Barınma imkanları daha çok. Güvenlik imkanları daha fazla. Korunma imkanları daha fazla. Belki o yüzden, belki de işte o zaman, Çin’le ilgili şey Mao’nun hareketi çok yaygınlaşmıştı. Zaten iki düşünce Kentlerde mi mücadeleyi esas, kırlardan mı kentler kuşatılacak… O kırlardan gelmek belki köylü olduğumuz için bize daha şey gibi geliyordu. Yoksa çok bilinçli benim açımdan çok bilinçli bir tercih değildi. Ama ona inanıyorduk yani.

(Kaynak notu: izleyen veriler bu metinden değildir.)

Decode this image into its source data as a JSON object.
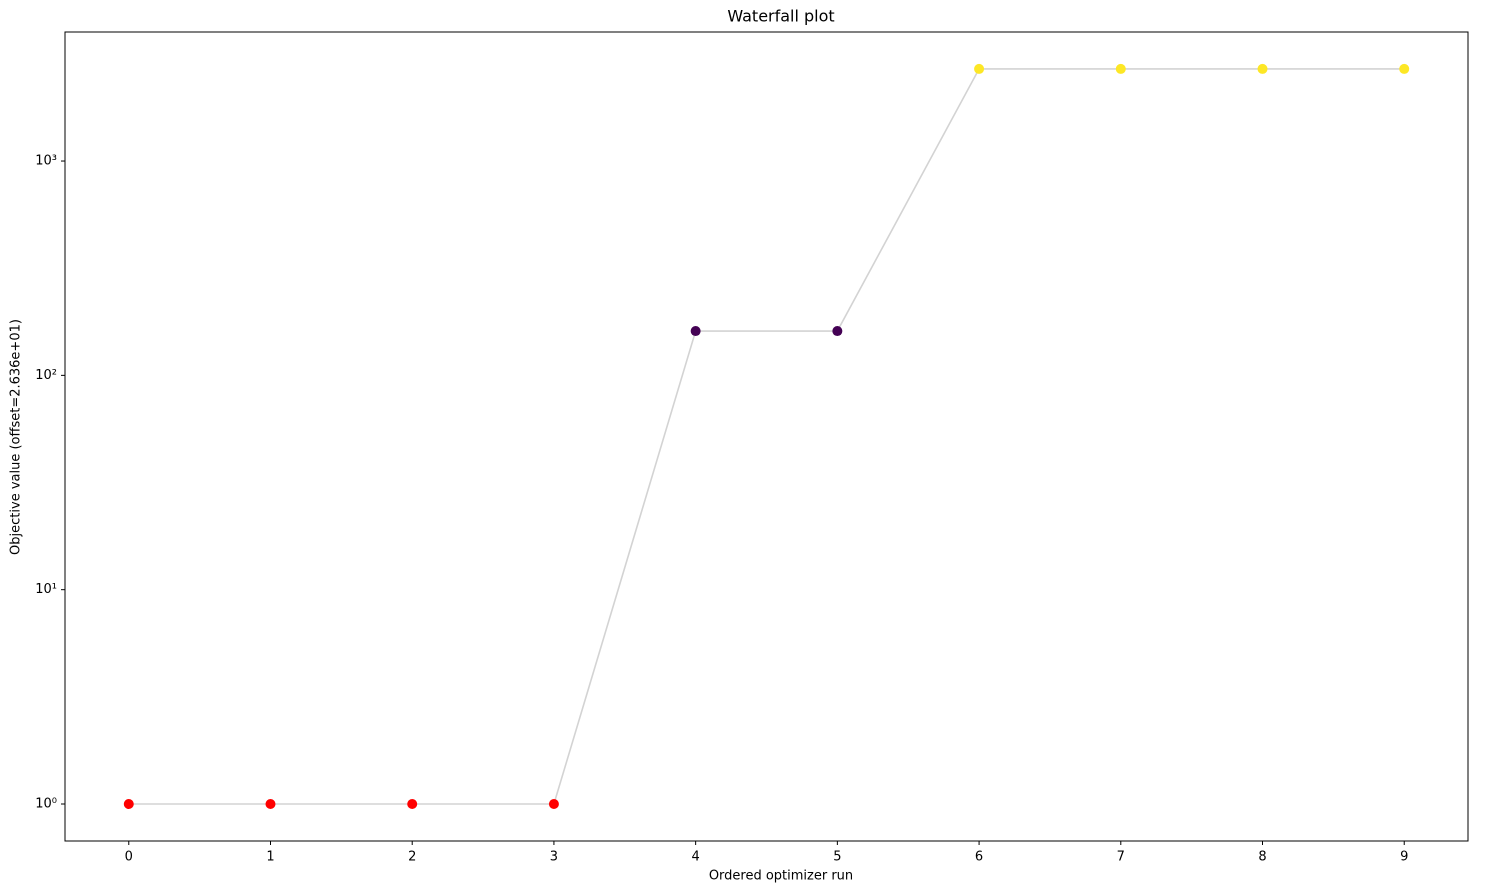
{
  "chart_data": {
    "type": "line",
    "title": "Waterfall plot",
    "x_label": "Ordered optimizer run",
    "y_label": "Objective value (offset=2.636e+01)",
    "x": [
      0,
      1,
      2,
      3,
      4,
      5,
      6,
      7,
      8,
      9
    ],
    "series": [
      {
        "color": "#d3d3d3",
        "values": [
          1,
          1,
          1,
          1,
          161,
          161,
          2690,
          2690,
          2690,
          2690
        ],
        "point_colors": [
          "#ff0000",
          "#ff0000",
          "#ff0000",
          "#ff0000",
          "#440154",
          "#440154",
          "#fde725",
          "#fde725",
          "#fde725",
          "#fde725"
        ]
      }
    ],
    "xlim": [
      -0.45,
      9.45
    ],
    "xticks": [
      0,
      1,
      2,
      3,
      4,
      5,
      6,
      7,
      8,
      9
    ],
    "ylim": [
      0.672,
      4000
    ],
    "yticks": [
      {
        "value": 1,
        "label": "10⁰"
      },
      {
        "value": 10,
        "label": "10¹"
      },
      {
        "value": 100,
        "label": "10²"
      },
      {
        "value": 1000,
        "label": "10³"
      }
    ],
    "log_y": true,
    "grid": false
  }
}
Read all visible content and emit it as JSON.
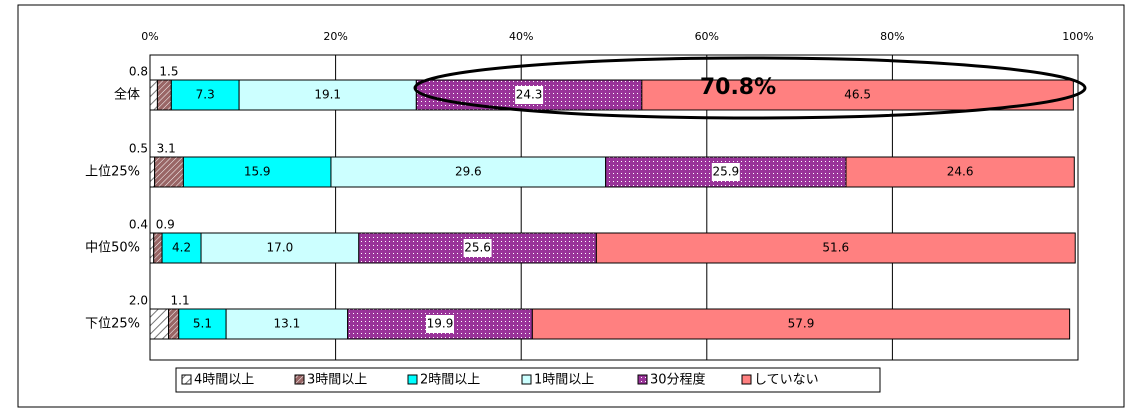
{
  "chart_data": {
    "type": "stacked_barh",
    "categories": [
      "全体",
      "上位25%",
      "中位50%",
      "下位25%"
    ],
    "series": [
      {
        "name": "4時間以上",
        "color": "#ffffff",
        "pattern": "hatch-light",
        "values": [
          0.8,
          0.5,
          0.4,
          2.0
        ],
        "value_labels": [
          "0.8",
          "0.5",
          "0.4",
          "2.0"
        ]
      },
      {
        "name": "3時間以上",
        "color": "#996666",
        "pattern": "hatch-dark",
        "values": [
          1.5,
          3.1,
          0.9,
          1.1
        ],
        "value_labels": [
          "1.5",
          "3.1",
          "0.9",
          "1.1"
        ]
      },
      {
        "name": "2時間以上",
        "color": "#00ffff",
        "values": [
          7.3,
          15.9,
          4.2,
          5.1
        ],
        "value_labels": [
          "7.3",
          "15.9",
          "4.2",
          "5.1"
        ]
      },
      {
        "name": "1時間以上",
        "color": "#ccffff",
        "values": [
          19.1,
          29.6,
          17.0,
          13.1
        ],
        "value_labels": [
          "19.1",
          "29.6",
          "17.0",
          "13.1"
        ]
      },
      {
        "name": "30分程度",
        "color": "#993399",
        "pattern": "dots",
        "values": [
          24.3,
          25.9,
          25.6,
          19.9
        ],
        "value_labels": [
          "24.3",
          "25.9",
          "25.6",
          "19.9"
        ]
      },
      {
        "name": "していない",
        "color": "#ff8080",
        "values": [
          46.5,
          24.6,
          51.6,
          57.9
        ],
        "value_labels": [
          "46.5",
          "24.6",
          "51.6",
          "57.9"
        ]
      }
    ],
    "xlim": [
      0,
      100
    ],
    "xticks": [
      {
        "value": 0,
        "label": "0%"
      },
      {
        "value": 20,
        "label": "20%"
      },
      {
        "value": 40,
        "label": "40%"
      },
      {
        "value": 60,
        "label": "60%"
      },
      {
        "value": 80,
        "label": "80%"
      },
      {
        "value": 100,
        "label": "100%"
      }
    ],
    "grid": true,
    "legend": "bottom",
    "annotation": "70.8%"
  }
}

Ş.A: Peki bu o toplantıdan önce sizin okuduğunuz kampüs ile İbrahim’in okuduğu kampüs yakın mı birbirine? Bunlar…
M.A: Fen fakültesi ortak zaten bir tarafı matematik, fizik bir tarafı da kimya. Biyoloji zaten arkaya doğruydu.
Ş.A: İbrahim hangisinde?
M.A: O fen fakültesinde, fizik bölümünde.
Ş.A: Ha.Yani İbrahim aslında fizikçi mi?
M.A: Evet.
Ş.A: Ha. Bunu bilmiyordum. İlk defa öğreniyorum.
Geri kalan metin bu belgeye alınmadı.